Zizi Li is an interdisciplinary media theorist and critical digital scholar. Her research primarily focuses on aesthetics and discourses of labor and identity formation under technocapitalism.
✨Research ✨
The underlying drive behind my research concerns questions of power operating in media/cultural/tech industries masked by technological developments and emerging production practices.
My doctoral dissertation examined specters of the influencer ecosystem. The influencer ecosystem is a messy, complex system, comprising many embedded production systems, interdependent sectors of operation, and nested precarious labor. I bring together an anti-auteurist model of feminist production studies with critical digital studies’ attention to platform, interface, and infrastructure to grapple with the material and immaterial processes of identity formation and labor precarity in digital media production.
As seen my articles in Television and New Media, Velvet Light Trip, and Mediapolis, the influencer economy is built upon racial, gendered, and classed labor.

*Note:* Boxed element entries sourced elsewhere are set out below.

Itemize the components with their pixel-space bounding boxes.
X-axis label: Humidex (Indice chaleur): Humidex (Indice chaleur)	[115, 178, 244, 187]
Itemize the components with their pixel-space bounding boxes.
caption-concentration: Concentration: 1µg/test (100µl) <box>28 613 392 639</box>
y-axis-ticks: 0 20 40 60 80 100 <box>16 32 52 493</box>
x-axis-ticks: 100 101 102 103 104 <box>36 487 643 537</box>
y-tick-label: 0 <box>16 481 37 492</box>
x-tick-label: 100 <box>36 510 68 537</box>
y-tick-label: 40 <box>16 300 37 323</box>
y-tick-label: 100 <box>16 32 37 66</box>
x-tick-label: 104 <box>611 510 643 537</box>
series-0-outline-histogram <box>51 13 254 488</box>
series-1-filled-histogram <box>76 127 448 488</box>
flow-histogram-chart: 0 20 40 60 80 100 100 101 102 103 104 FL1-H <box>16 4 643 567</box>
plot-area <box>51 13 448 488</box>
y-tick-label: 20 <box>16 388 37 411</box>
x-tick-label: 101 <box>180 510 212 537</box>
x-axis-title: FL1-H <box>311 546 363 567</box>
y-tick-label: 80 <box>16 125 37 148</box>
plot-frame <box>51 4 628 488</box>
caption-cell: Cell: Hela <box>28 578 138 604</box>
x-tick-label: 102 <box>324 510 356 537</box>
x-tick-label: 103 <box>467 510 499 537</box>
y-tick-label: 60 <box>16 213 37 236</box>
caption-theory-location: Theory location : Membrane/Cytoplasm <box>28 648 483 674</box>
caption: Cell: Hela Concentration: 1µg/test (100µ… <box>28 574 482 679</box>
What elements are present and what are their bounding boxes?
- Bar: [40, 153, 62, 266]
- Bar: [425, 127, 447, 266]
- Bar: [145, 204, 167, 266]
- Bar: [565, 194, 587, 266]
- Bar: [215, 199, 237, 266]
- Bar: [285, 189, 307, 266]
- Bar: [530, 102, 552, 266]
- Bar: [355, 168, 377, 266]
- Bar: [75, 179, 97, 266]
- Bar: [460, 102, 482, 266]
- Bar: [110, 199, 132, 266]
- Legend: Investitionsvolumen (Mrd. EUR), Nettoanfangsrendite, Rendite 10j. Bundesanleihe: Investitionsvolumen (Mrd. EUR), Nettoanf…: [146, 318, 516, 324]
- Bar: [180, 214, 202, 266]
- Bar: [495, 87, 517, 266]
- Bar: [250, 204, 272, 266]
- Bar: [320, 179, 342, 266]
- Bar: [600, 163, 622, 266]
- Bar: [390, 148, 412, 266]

My research positions the influencer-centric platform economy in the 2010s and 2020s as a stage in technocapitalism that shifts industrial practices of work in media production while mobilizing an overlooked network of extraprecarious laborers from logistical supply chains to home production.
Stay tune for my forthcoming writings on topics including ‘the racial logics in influencer media production,’ ‘logistical labor in creator economy,’ and ‘the convergence of the influencer and AI practices.’
✨Book In Progress ✨
I am currently writing a book on the theory and history of influencer- and creator-centric digital/visual/media cultures under the early 21st century’s platform economy.
In this book, I trace a history of mainstream time-based internet media from the mid-2010s to the mid-2020s including long-form creator process videos, virtual influencer music videos and advertisements, short-form viral dance challenges, and ultrashort vertical dramas. These digital cultural productions, though often considered as bad objects, embody key aesthetics and work of spectacle-making, image and relations management, algorithmic visibility, and platform/industrial logics.
This book invites audiences to practice modes of spectral engagement; that is, critical ways of seeing, listening, and sensing sideways with media objects fueling the glance culture and attention economy.